The Cosine Similarity function performed the best, with an average precision of 0.85 across the 100 queries. We hypothesise that this was due to the fact that the Cosine Similarity function is more robust to the magnitude of the vectors, which allowed it to capture the semantic similarity between the user's query and the candidate chunks effectively. Additionally, some success might be attributed to the fact that the all-MiniLM-L6-v2 was trained using the cosine similarity hence, it was able to produce results that best catered the cosine similarity function.

The Euclidean Distance function was slightly worse, with an average precision of 0.75 across the 100 queries. This might be due to the fact that the Euclidean Distance function is more sensitive to the magnitude of the vectors, which could have affected the quality of the retrieval. As the all-MiniLM-L6-v2 model returned a vector that was 384 dimensions, one could attribute this result to the Curse of Dimensionality [20].

The Jaccard Similarity function performed the worst, with an average precision of 0.65 across the 100 queries. This could be due to the fact that the Jaccard Similarity function is more sensitive to the presence or absence of specific words or n-grams, which might not be ideal for capturing the semantic similarity between the user's query and the candidate chunks.

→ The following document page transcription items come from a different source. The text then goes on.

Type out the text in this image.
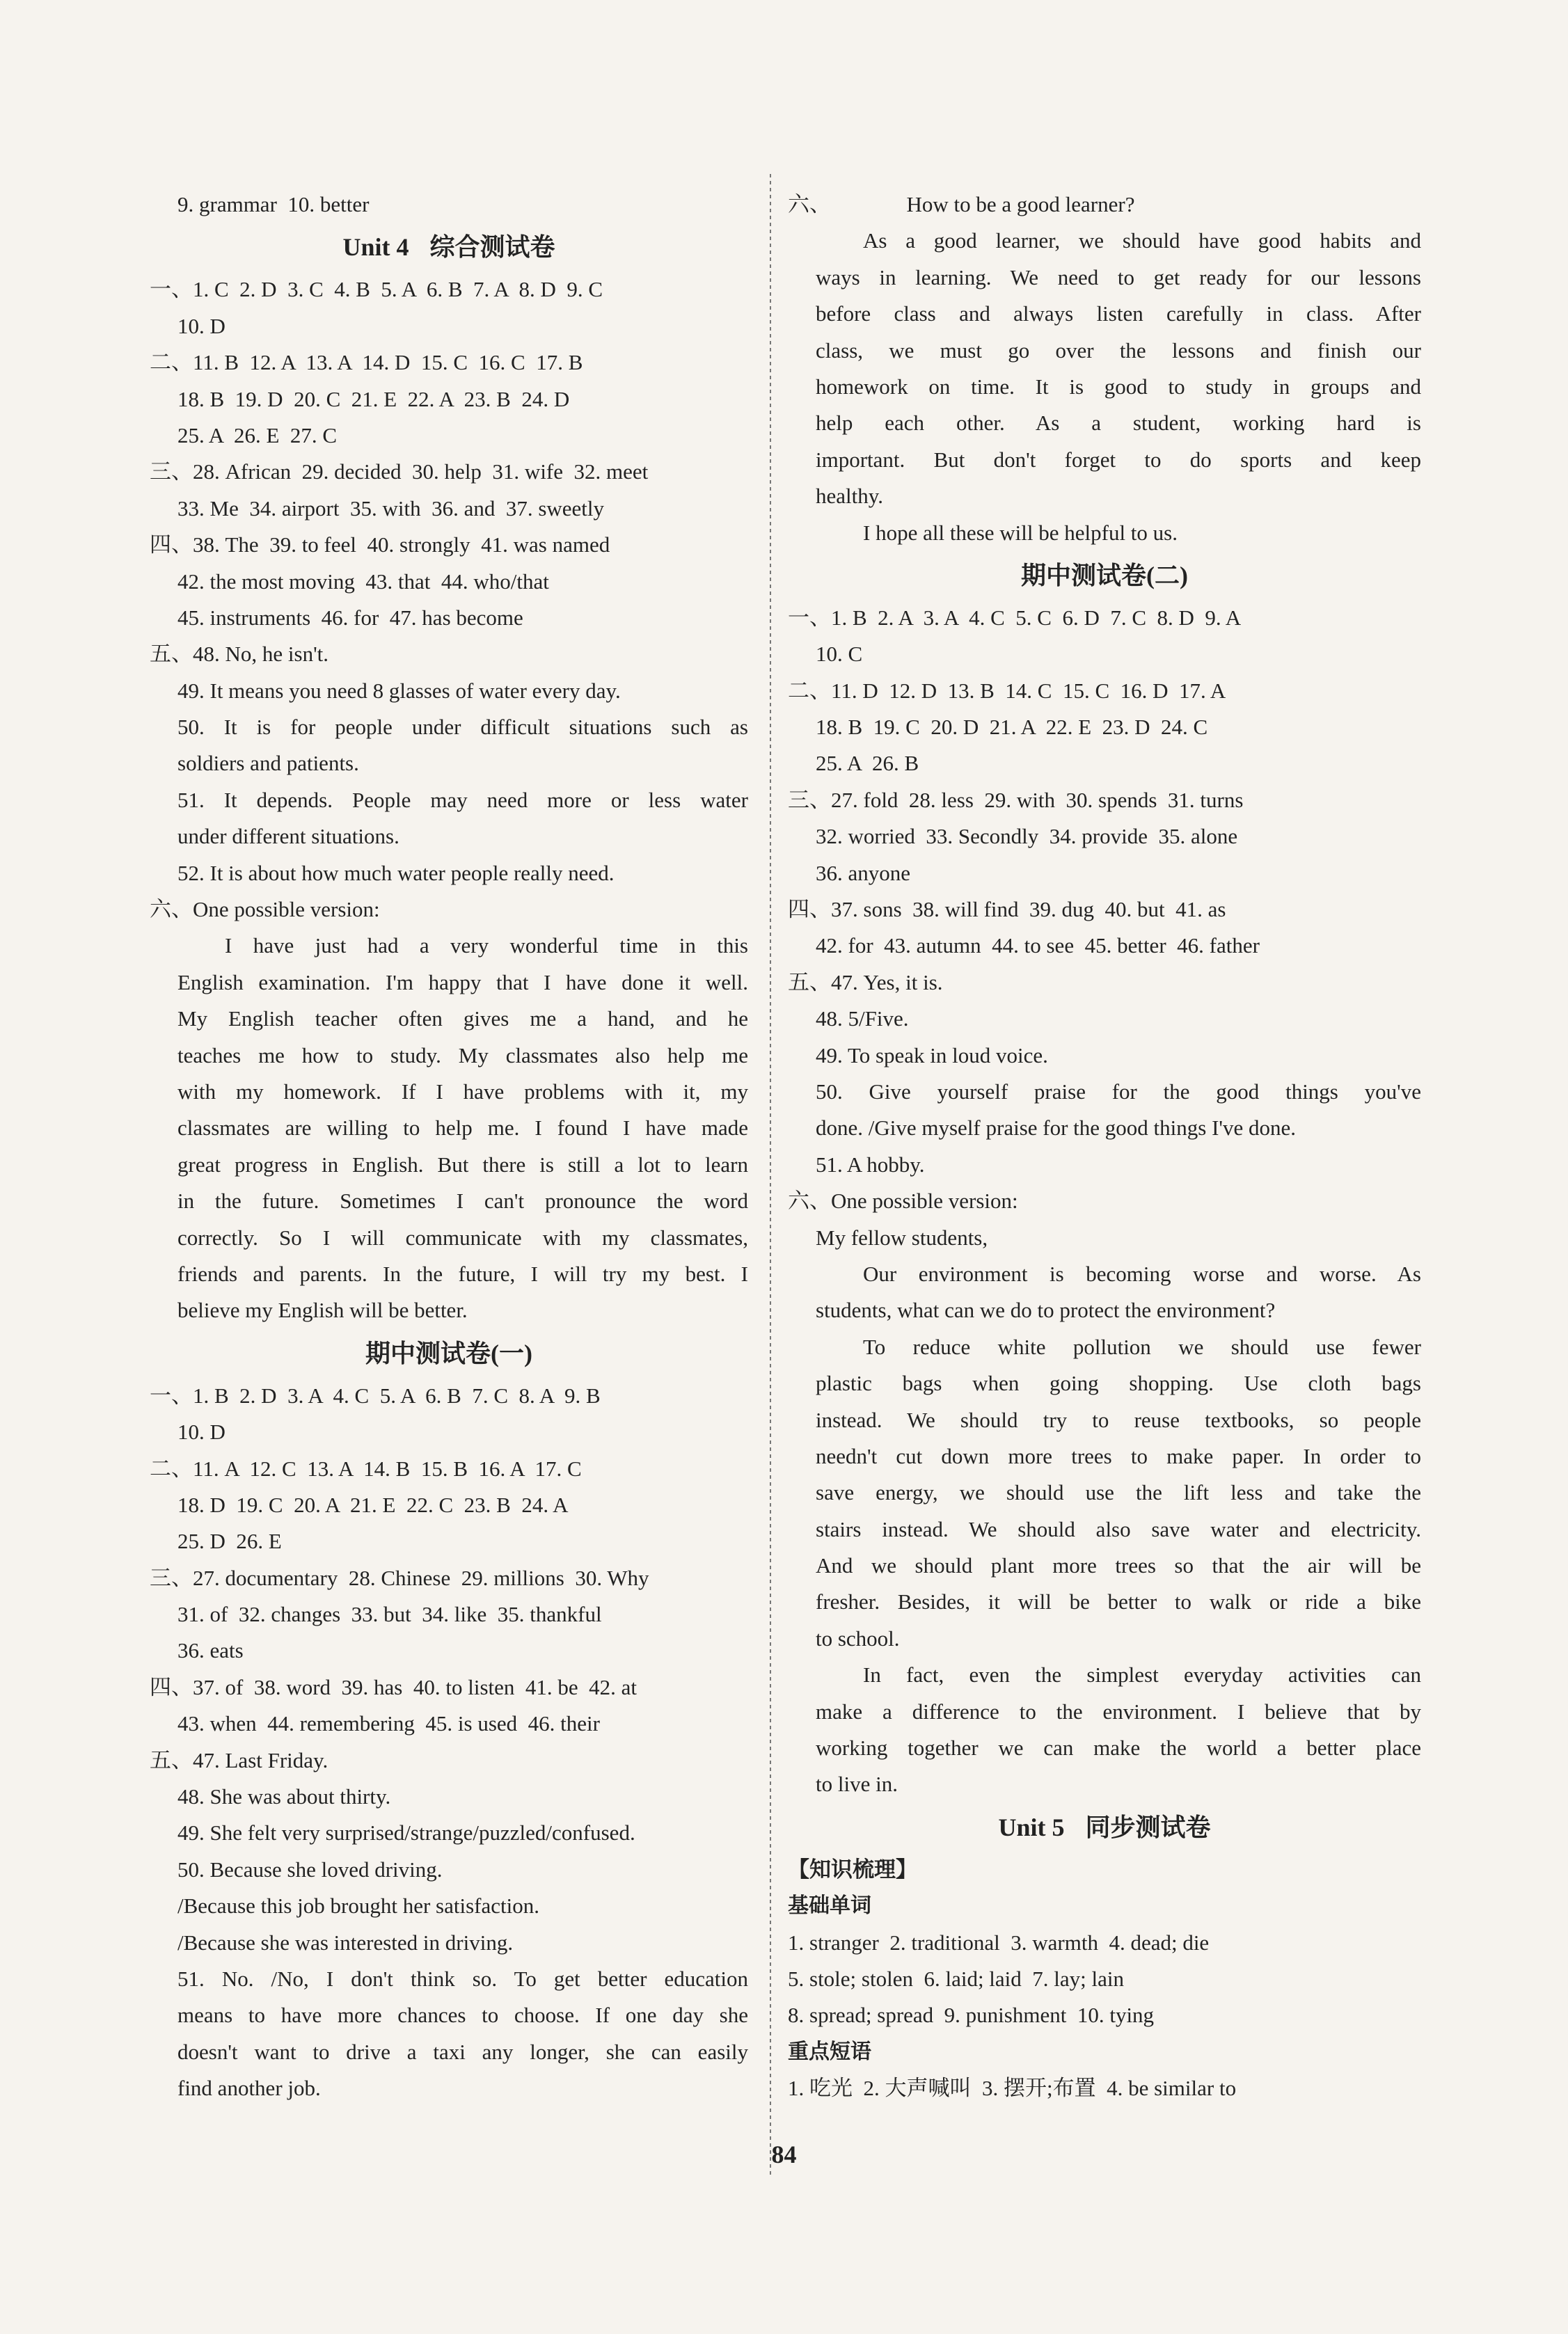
9. grammar  10. better
Unit 4 综合测试卷
一、1. C  2. D  3. C  4. B  5. A  6. B  7. A  8. D  9. C
10. D
二、11. B  12. A  13. A  14. D  15. C  16. C  17. B
18. B  19. D  20. C  21. E  22. A  23. B  24. D
25. A  26. E  27. C
三、28. African  29. decided  30. help  31. wife  32. meet
33. Me  34. airport  35. with  36. and  37. sweetly
四、38. The  39. to feel  40. strongly  41. was named
42. the most moving  43. that  44. who/that
45. instruments  46. for  47. has become
五、48. No, he isn't.
49. It means you need 8 glasses of water every day.
50. It is for people under difficult situations such as
soldiers and patients.
51. It depends. People may need more or less water
under different situations.
52. It is about how much water people really need.
六、One possible version:
I have just had a very wonderful time in this
English examination. I'm happy that I have done it well.
My English teacher often gives me a hand, and he
teaches me how to study. My classmates also help me
with my homework. If I have problems with it, my
classmates are willing to help me. I found I have made
great progress in English. But there is still a lot to learn
in the future. Sometimes I can't pronounce the word
correctly. So I will communicate with my classmates,
friends and parents. In the future, I will try my best. I
believe my English will be better.
期中测试卷(一)
一、1. B  2. D  3. A  4. C  5. A  6. B  7. C  8. A  9. B
10. D
二、11. A  12. C  13. A  14. B  15. B  16. A  17. C
18. D  19. C  20. A  21. E  22. C  23. B  24. A
25. D  26. E
三、27. documentary  28. Chinese  29. millions  30. Why
31. of  32. changes  33. but  34. like  35. thankful
36. eats
四、37. of  38. word  39. has  40. to listen  41. be  42. at
43. when  44. remembering  45. is used  46. their
五、47. Last Friday.
48. She was about thirty.
49. She felt very surprised/strange/puzzled/confused.
50. Because she loved driving.
/Because this job brought her satisfaction.
/Because she was interested in driving.
51. No. /No, I don't think so. To get better education
means to have more chances to choose. If one day she
doesn't want to drive a taxi any longer, she can easily
find another job.
六、              How to be a good learner?
As a good learner, we should have good habits and
ways in learning. We need to get ready for our lessons
before class and always listen carefully in class. After
class, we must go over the lessons and finish our
homework on time. It is good to study in groups and
help each other. As a student, working hard is
important. But don't forget to do sports and keep
healthy.
I hope all these will be helpful to us.
期中测试卷(二)
一、1. B  2. A  3. A  4. C  5. C  6. D  7. C  8. D  9. A
10. C
二、11. D  12. D  13. B  14. C  15. C  16. D  17. A
18. B  19. C  20. D  21. A  22. E  23. D  24. C
25. A  26. B
三、27. fold  28. less  29. with  30. spends  31. turns
32. worried  33. Secondly  34. provide  35. alone
36. anyone
四、37. sons  38. will find  39. dug  40. but  41. as
42. for  43. autumn  44. to see  45. better  46. father
五、47. Yes, it is.
48. 5/Five.
49. To speak in loud voice.
50. Give yourself praise for the good things you've
done. /Give myself praise for the good things I've done.
51. A hobby.
六、One possible version:
My fellow students,
Our environment is becoming worse and worse. As
students, what can we do to protect the environment?
To reduce white pollution we should use fewer
plastic bags when going shopping. Use cloth bags
instead. We should try to reuse textbooks, so people
needn't cut down more trees to make paper. In order to
save energy, we should use the lift less and take the
stairs instead. We should also save water and electricity.
And we should plant more trees so that the air will be
fresher. Besides, it will be better to walk or ride a bike
to school.
In fact, even the simplest everyday activities can
make a difference to the environment. I believe that by
working together we can make the world a better place
to live in.
Unit 5 同步测试卷
【知识梳理】
基础单词
1. stranger  2. traditional  3. warmth  4. dead; die
5. stole; stolen  6. laid; laid  7. lay; lain
8. spread; spread  9. punishment  10. tying
重点短语
1. 吃光  2. 大声喊叫  3. 摆开;布置  4. be similar to
84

Thus, we decided to go with the Cosine Similarity function, as it provided the best performance in terms of retrieval quality.

3.4 Prompting

The final system prompt was designed to be a combination of the user's query and a few task-specific examples. We found that the few-shot prompting approach was the most effective, as it provided the model with enough task-specific examples to generate coherent and informative responses. Whereas, the zero-shot prompting approach resulted in the model generating responses that were highly varied (in terms of formatting), which might throw the user off. An example of this was the layout of the references, which sometimes appear as a footer or inline with the text.

The chain of thought prompting approach was also effective, as it allowed the model to engage in step-by-step reasoning and articulate its thought process explicitly. However, due to its nature, more responses were required to answer a single query, which thus increases the monetary cost of the system. Thus, it was abandoned.

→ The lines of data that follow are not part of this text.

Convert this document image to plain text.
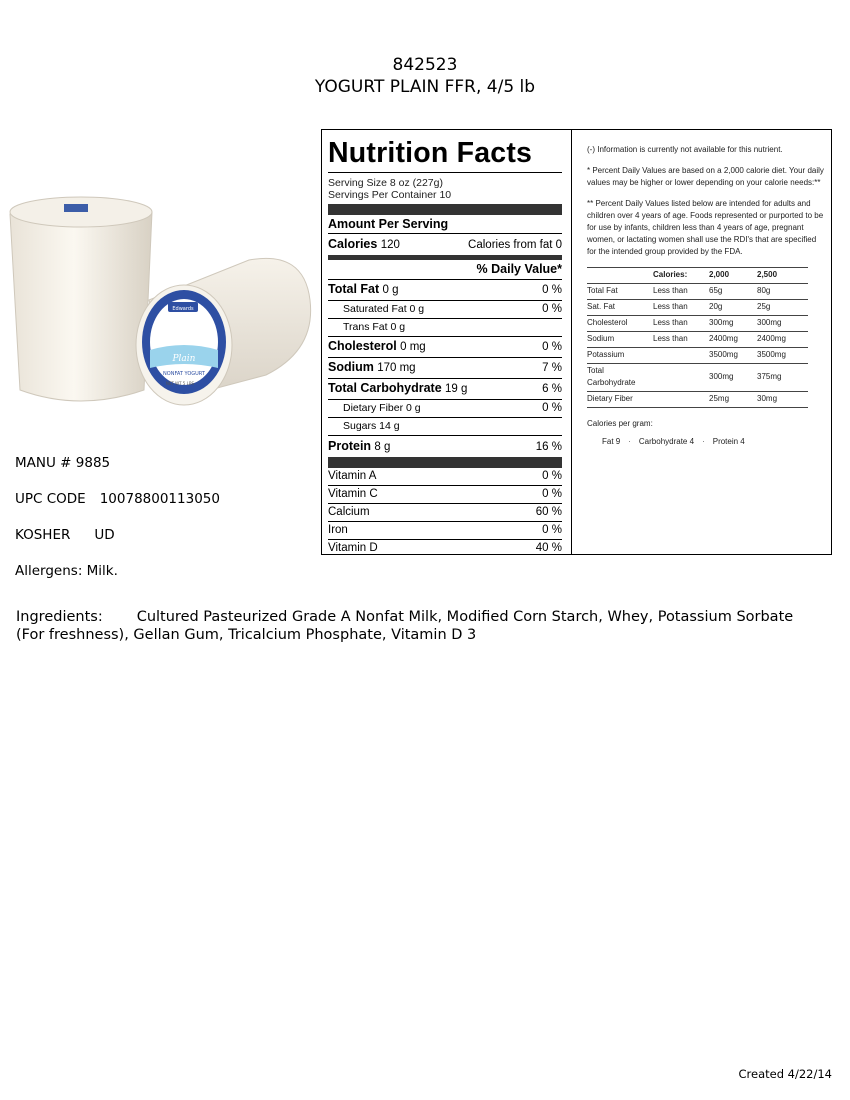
842523
YOGURT PLAIN FFR, 4/5 lb
Edwards
Plain
NONFAT YOGURT
NET WT 5 LBS
MANU # 9885
UPC CODE 10078800113050
KOSHER UD
Allergens: Milk.
Ingredients: Cultured Pasteurized Grade A Nonfat Milk, Modified Corn Starch, Whey, Potassium Sorbate (For freshness), Gellan Gum, Tricalcium Phosphate, Vitamin D 3
Nutrition Facts
Serving Size 8 oz (227g)
Servings Per Container 10
Amount Per Serving
Calories 120	Calories from fat 0
% Daily Value*
Total Fat 0 g	0 %
Saturated Fat 0 g	0 %
Trans Fat 0 g
Cholesterol 0 mg	0 %
Sodium 170 mg	7 %
Total Carbohydrate 19 g	6 %
Dietary Fiber 0 g	0 %
Sugars 14 g
Protein 8 g	16 %
Vitamin A	0 %
Vitamin C	0 %
Calcium	60 %
Iron	0 %
Vitamin D	40 %

(-) Information is currently not available for this nutrient.

* Percent Daily Values are based on a 2,000 calorie diet. Your daily values may be higher or lower depending on your calorie needs:**

** Percent Daily Values listed below are intended for adults and children over 4 years of age. Foods represented or purported to be for use by infants, children less than 4 years of age, pregnant women, or lactating women shall use the RDI's that are specified for the intended group provided by the FDA.

	Calories:	2,000	2,500
Total Fat	Less than	65g	80g
Sat. Fat	Less than	20g	25g
Cholesterol	Less than	300mg	300mg
Sodium	Less than	2400mg	2400mg
Potassium		3500mg	3500mg
Total Carbohydrate		300mg	375mg
Dietary Fiber		25mg	30mg
Calories per gram:
Fat 9 · Carbohydrate 4 · Protein 4
Created 4/22/14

Lastly, we also experimented with LLM-based prompt engineering, where the model generated prompts that were tailored to the user's query. We took the initial prompt generated by the few-shot prompting approach and fed it back into the model to generate a refined prompt. This approach was effective in generating prompts that were more aligned with the model's internal representations and reasoning processes, leading to more coherent and informative responses.

3.5 LLM Selection

OpenAI's GPT-3.5 and the more recently released GPT-4 emerged as the frontrunners for our chatbot project. These models have demonstrated exceptional performance across a wide range of natural language tasks, making them highly capable of powering the language understanding and generation capabilities required for our chatbot. The availability of well-documented APIs and tooling for integrating GPT-3.5 and GPT-4 was a significant advantage, as it allowed us to leverage these powerful models without the need for extensive custom development. Additionally, the continuous advancements in these models, with GPT-4 offering even more impressive capabilities, made them an attractive long-term choice for our project.

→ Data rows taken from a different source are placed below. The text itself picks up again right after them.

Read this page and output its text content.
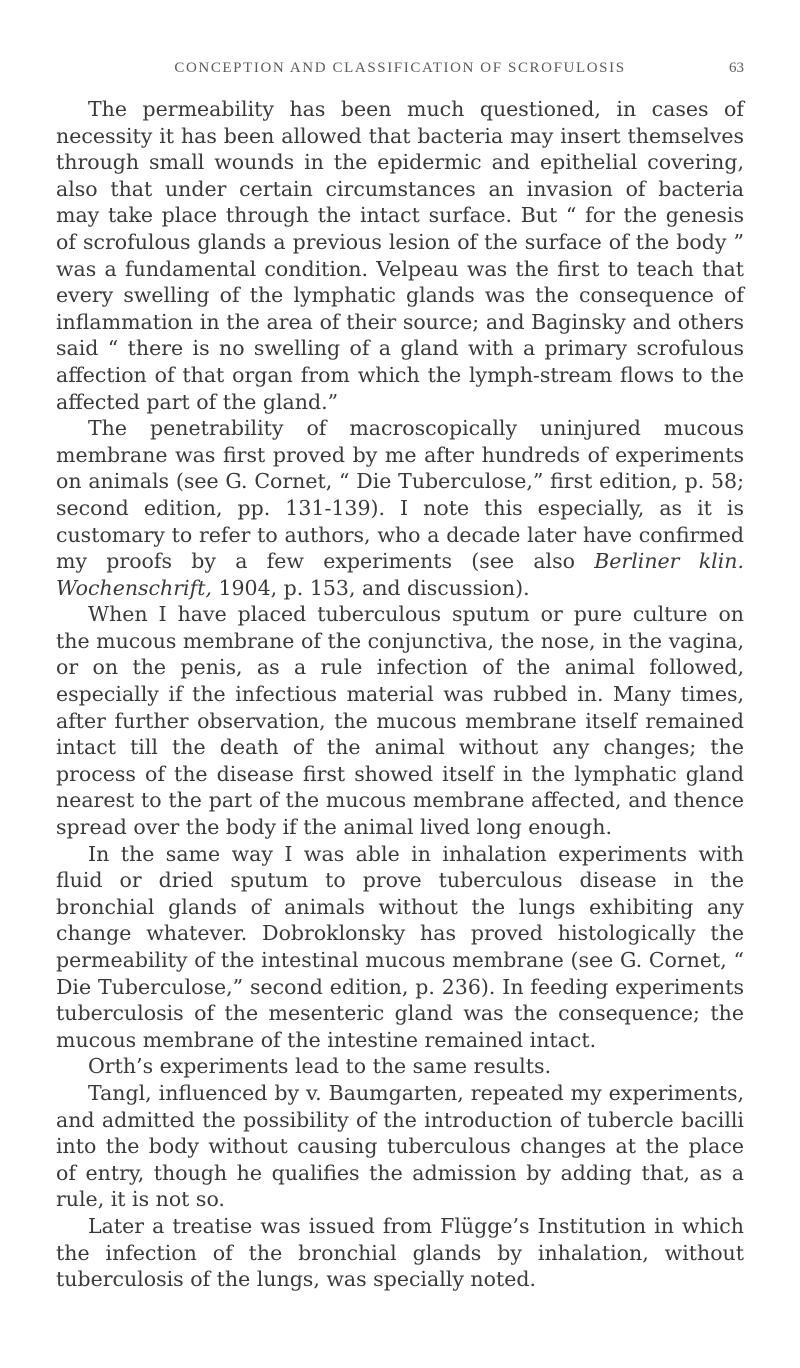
CONCEPTION AND CLASSIFICATION OF SCROFULOSIS	63

The permeability has been much questioned, in cases of necessity it has been allowed that bacteria may insert themselves through small wounds in the epidermic and epithelial covering, also that under certain circumstances an invasion of bacteria may take place through the intact surface. But “ for the genesis of scrofulous glands a previous lesion of the surface of the body ” was a fundamental condition. Velpeau was the first to teach that every swelling of the lymphatic glands was the consequence of inflammation in the area of their source; and Baginsky and others said “ there is no swelling of a gland with a primary scrofulous affection of that organ from which the lymph-stream flows to the affected part of the gland.”

The penetrability of macroscopically uninjured mucous membrane was first proved by me after hundreds of experiments on animals (see G. Cornet, “ Die Tuberculose,” first edition, p. 58; second edition, pp. 131-139). I note this especially, as it is customary to refer to authors, who a decade later have confirmed my proofs by a few experiments (see also Berliner klin. Wochenschrift, 1904, p. 153, and discussion).

When I have placed tuberculous sputum or pure culture on the mucous membrane of the conjunctiva, the nose, in the vagina, or on the penis, as a rule infection of the animal followed, especially if the infectious material was rubbed in. Many times, after further observation, the mucous membrane itself remained intact till the death of the animal without any changes; the process of the disease first showed itself in the lymphatic gland nearest to the part of the mucous membrane affected, and thence spread over the body if the animal lived long enough.

In the same way I was able in inhalation experiments with fluid or dried sputum to prove tuberculous disease in the bronchial glands of animals without the lungs exhibiting any change whatever. Dobroklonsky has proved histologically the permeability of the intestinal mucous membrane (see G. Cornet, “ Die Tuberculose,” second edition, p. 236). In feeding experiments tuberculosis of the mesenteric gland was the consequence; the mucous membrane of the intestine remained intact.

Orth’s experiments lead to the same results.

Tangl, influenced by v. Baumgarten, repeated my experiments, and admitted the possibility of the introduction of tubercle bacilli into the body without causing tuberculous changes at the place of entry, though he qualifies the admission by adding that, as a rule, it is not so.

Later a treatise was issued from Flügge’s Institution in which the infection of the bronchial glands by inhalation, without tuberculosis of the lungs, was specially noted.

When annouced, we also evaluated Gemini, however, during our testing, we discovered that Gemini was not approved for use in the UK. Hence, we didn't continue any further.

The exploration of offline LLM solutions, such as Llama 2 and Mistal8x7b, was driven by the potential benefits of increased privacy, lower latency, and the ability to run on resource-constrained devices. However, we found that the high computing resources required for these offline models posed a significant challenge for the IFRC, which had limited access to powerful hardware infrastructure.

Given these findings, we opted on integrating OpenAI's models. While the cost associated with these cloud-hosted models was a consideration, we determined that the benefits of their exceptional performance and accessibility outweighed the financial implications.